In seguito alla recente approvazione dell’AI Act da parte del Parlamento europeo, il Garante per la protezione dei dati personali ha inviato una segnalazione ufficiale al Parlamento e al Governo italiano. La comunicazione, firmata dal Presidente Pasquale Stanzione, propone l’Autorità Garante come organo nazionale competente per l’attuazione del nuovo regolamento sull’intelligenza artificiale, sottolineando la necessità di garantire un elevato livello di tutela dei diritti fondamentali dei cittadini.
Cos’è l’AI Act europeo e perché è una svolta
L’AI Act è il primo quadro normativo completo al mondo sull’intelligenza artificiale. Il suo obiettivo è regolamentare lo sviluppo e l’utilizzo dei sistemi di IA all’interno dell’Unione Europea, assicurando che siano sicuri, trasparenti e rispettosi dei diritti fondamentali. Il regolamento adotta un approccio basato sul rischio, classificando le applicazioni di IA in diverse categorie a seconda del potenziale impatto sulle persone.
Questo approccio prevede:
- Sistemi a rischio inaccettabile: Tecnologie considerate una minaccia per le persone, che verranno vietate. Tra queste rientrano i sistemi di “social scoring” (punteggio sociale) da parte dei governi e l’IA che utilizza tecniche manipolative subliminali.
- Sistemi ad alto rischio: Applicazioni che possono avere un impatto significativo sulla sicurezza o sui diritti fondamentali delle persone. Rientrano in questa categoria i sistemi utilizzati in infrastrutture critiche, istruzione, selezione del personale, accesso al credito e giustizia. Questi sistemi dovranno sottostare a obblighi rigorosi prima di poter essere immessi sul mercato.
- Sistemi a rischio limitato: Comprendono sistemi di IA con obblighi di trasparenza specifici. Ad esempio, quando si utilizzano chatbot, gli utenti devono essere informati che stanno interagendo con una macchina.
- Sistemi a rischio minimo: La stragrande maggioranza delle applicazioni di IA attualmente in uso, come i filtri antispam o i videogiochi basati sull’IA, che non sono soggette a obblighi specifici.
La proposta del Garante della Privacy come autorità di controllo
Nella sua comunicazione, il Presidente Stanzione evidenzia come il Garante per la protezione dei dati personali possieda già i requisiti di competenza e indipendenza necessari per svolgere il ruolo di autorità di vigilanza sull’IA. La proposta si fonda su una stretta connessione tra la disciplina dell’intelligenza artificiale e quella della protezione dei dati personali.
Molti sistemi di IA, infatti, si basano sull’analisi di enormi quantità di dati, spesso di natura personale. Lo stesso AI Act, ricorda il Garante, si fonda sull’articolo 16 del Trattato sul funzionamento dell’Unione Europea, che costituisce anche la base giuridica del GDPR (Regolamento Generale sulla Protezione dei Dati).

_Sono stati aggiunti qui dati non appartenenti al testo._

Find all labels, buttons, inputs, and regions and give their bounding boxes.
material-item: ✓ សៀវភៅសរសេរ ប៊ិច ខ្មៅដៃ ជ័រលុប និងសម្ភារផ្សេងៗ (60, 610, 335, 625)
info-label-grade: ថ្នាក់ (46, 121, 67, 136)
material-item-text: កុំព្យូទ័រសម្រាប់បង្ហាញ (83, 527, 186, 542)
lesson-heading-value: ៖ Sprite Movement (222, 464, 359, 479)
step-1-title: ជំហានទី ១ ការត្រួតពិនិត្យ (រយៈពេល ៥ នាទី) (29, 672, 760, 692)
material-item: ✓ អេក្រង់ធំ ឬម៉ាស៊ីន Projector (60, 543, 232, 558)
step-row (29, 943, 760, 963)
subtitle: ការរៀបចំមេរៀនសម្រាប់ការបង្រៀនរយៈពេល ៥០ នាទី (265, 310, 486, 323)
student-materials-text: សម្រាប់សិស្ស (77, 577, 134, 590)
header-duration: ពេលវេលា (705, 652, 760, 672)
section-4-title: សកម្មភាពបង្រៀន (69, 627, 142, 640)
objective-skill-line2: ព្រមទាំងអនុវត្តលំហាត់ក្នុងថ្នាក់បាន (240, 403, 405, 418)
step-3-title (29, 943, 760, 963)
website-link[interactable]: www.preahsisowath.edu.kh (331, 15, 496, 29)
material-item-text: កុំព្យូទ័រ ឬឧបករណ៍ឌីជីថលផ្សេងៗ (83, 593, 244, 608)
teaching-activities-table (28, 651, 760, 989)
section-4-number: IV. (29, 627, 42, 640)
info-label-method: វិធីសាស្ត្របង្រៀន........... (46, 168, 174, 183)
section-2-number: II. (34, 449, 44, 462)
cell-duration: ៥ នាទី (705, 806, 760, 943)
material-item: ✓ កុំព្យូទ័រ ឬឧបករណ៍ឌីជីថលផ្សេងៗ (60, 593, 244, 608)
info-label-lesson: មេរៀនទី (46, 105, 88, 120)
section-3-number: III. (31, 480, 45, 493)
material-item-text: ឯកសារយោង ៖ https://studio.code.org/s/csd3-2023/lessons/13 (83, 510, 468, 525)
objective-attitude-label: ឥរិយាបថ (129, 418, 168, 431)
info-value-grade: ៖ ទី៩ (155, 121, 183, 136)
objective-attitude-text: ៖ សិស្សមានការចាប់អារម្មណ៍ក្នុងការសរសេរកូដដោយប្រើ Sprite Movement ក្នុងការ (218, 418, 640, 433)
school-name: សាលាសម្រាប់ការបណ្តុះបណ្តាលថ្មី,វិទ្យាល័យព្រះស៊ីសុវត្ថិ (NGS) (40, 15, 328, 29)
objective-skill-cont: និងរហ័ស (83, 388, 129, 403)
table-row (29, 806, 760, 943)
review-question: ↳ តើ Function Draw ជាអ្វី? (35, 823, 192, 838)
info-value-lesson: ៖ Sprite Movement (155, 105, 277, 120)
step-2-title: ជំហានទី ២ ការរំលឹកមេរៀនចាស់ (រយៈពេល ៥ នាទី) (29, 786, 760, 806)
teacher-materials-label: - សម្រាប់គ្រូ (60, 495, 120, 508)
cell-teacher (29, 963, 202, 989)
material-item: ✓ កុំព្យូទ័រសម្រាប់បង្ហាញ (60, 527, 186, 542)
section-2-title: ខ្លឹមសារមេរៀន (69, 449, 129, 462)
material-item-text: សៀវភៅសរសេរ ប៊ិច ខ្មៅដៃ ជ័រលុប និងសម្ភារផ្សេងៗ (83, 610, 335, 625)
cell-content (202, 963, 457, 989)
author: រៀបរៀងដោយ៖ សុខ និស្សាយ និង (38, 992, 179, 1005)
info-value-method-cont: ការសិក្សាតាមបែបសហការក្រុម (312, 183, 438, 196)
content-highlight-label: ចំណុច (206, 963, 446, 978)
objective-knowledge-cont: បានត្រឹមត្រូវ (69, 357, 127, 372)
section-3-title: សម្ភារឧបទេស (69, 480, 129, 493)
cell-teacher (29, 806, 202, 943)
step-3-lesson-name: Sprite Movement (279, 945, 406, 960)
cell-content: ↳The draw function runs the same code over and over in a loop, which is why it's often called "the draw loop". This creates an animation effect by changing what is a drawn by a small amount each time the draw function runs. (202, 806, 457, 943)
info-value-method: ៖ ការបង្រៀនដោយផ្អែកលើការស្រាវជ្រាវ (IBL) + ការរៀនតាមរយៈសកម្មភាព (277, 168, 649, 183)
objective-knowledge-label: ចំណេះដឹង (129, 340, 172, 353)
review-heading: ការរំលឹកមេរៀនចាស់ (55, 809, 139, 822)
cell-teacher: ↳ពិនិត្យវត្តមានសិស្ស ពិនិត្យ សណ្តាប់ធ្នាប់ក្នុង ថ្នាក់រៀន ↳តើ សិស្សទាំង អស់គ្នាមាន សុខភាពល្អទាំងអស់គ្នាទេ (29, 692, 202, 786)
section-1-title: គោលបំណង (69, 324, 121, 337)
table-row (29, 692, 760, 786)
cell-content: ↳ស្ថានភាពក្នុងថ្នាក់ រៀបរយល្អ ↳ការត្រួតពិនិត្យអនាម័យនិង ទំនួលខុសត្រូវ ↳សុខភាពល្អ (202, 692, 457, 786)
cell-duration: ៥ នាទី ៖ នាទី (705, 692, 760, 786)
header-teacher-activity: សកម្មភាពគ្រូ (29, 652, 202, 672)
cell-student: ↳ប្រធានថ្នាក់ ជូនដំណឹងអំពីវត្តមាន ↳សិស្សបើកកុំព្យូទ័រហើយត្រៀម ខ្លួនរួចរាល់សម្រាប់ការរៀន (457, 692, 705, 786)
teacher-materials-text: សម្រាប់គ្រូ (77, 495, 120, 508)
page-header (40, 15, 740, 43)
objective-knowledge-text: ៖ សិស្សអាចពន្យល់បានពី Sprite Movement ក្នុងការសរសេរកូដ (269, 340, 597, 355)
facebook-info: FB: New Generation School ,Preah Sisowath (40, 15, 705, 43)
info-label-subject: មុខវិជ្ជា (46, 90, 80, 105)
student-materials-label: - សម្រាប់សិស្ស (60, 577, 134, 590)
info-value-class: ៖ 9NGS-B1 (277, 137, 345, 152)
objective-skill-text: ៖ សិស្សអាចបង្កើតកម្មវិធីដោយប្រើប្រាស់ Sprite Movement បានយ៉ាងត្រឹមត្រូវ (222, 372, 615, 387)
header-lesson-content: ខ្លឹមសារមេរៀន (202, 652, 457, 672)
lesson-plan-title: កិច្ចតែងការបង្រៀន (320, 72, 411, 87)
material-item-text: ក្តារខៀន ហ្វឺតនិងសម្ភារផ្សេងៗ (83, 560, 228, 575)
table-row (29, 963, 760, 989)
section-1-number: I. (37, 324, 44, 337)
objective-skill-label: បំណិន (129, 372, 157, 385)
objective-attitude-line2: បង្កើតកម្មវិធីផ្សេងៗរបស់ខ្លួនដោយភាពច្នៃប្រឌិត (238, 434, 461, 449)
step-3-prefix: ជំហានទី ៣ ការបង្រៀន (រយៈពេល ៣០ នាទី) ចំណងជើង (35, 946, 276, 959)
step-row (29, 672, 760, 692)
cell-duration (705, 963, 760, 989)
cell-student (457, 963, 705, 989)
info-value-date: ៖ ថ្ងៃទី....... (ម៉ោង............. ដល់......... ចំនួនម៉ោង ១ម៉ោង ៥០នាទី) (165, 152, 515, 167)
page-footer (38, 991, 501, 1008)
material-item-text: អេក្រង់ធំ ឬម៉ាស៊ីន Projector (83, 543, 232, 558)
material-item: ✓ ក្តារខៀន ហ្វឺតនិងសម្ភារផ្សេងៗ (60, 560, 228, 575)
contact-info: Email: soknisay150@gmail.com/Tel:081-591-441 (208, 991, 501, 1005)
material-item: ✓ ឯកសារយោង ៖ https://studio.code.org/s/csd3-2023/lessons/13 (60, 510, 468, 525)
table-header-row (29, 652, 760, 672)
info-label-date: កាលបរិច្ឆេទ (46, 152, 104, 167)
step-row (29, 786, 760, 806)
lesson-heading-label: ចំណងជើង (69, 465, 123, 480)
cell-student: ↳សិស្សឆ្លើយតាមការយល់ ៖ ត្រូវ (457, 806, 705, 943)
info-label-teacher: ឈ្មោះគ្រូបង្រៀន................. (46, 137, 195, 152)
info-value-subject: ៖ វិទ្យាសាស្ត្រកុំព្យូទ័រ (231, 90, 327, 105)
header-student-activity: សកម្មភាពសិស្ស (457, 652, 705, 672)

Affidare a un’unica autorità il controllo su entrambe le materie garantirebbe una sinergia fondamentale per l’effettività dei diritti e delle tutele, evitando frammentazioni e sovrapposizioni di competenze.
Le implicazioni per i diritti dei consumatori
La scelta dell’autorità nazionale di vigilanza non è una questione puramente tecnica, ma ha conseguenze dirette sulla vita dei consumatori e dei cittadini. Un’intelligenza artificiale non adeguatamente regolamentata può comportare rischi significativi, come decisioni automatizzate discriminatorie che possono influenzare l’accesso a un lavoro, a un prestito o a un servizio essenziale. La mancanza di trasparenza può impedire a un individuo di comprendere perché una decisione è stata presa e come contestarla.
Un’autorità di vigilanza forte e competente, come si propone di essere il Garante, avrebbe il compito di assicurare che i diritti dei cittadini siano protetti. Questo si traduce in tutele concrete, come il diritto a ottenere un intervento umano nel caso di decisioni automatizzate ad alto impatto, la garanzia che i sistemi di IA non siano basati su dati distorti che portano a risultati discriminatori e il potere di sanzionare le aziende che violano le regole. La decisione del Governo e del Parlamento su questo tema sarà quindi cruciale per definire il futuro della tutela dei diritti nell’era digitale.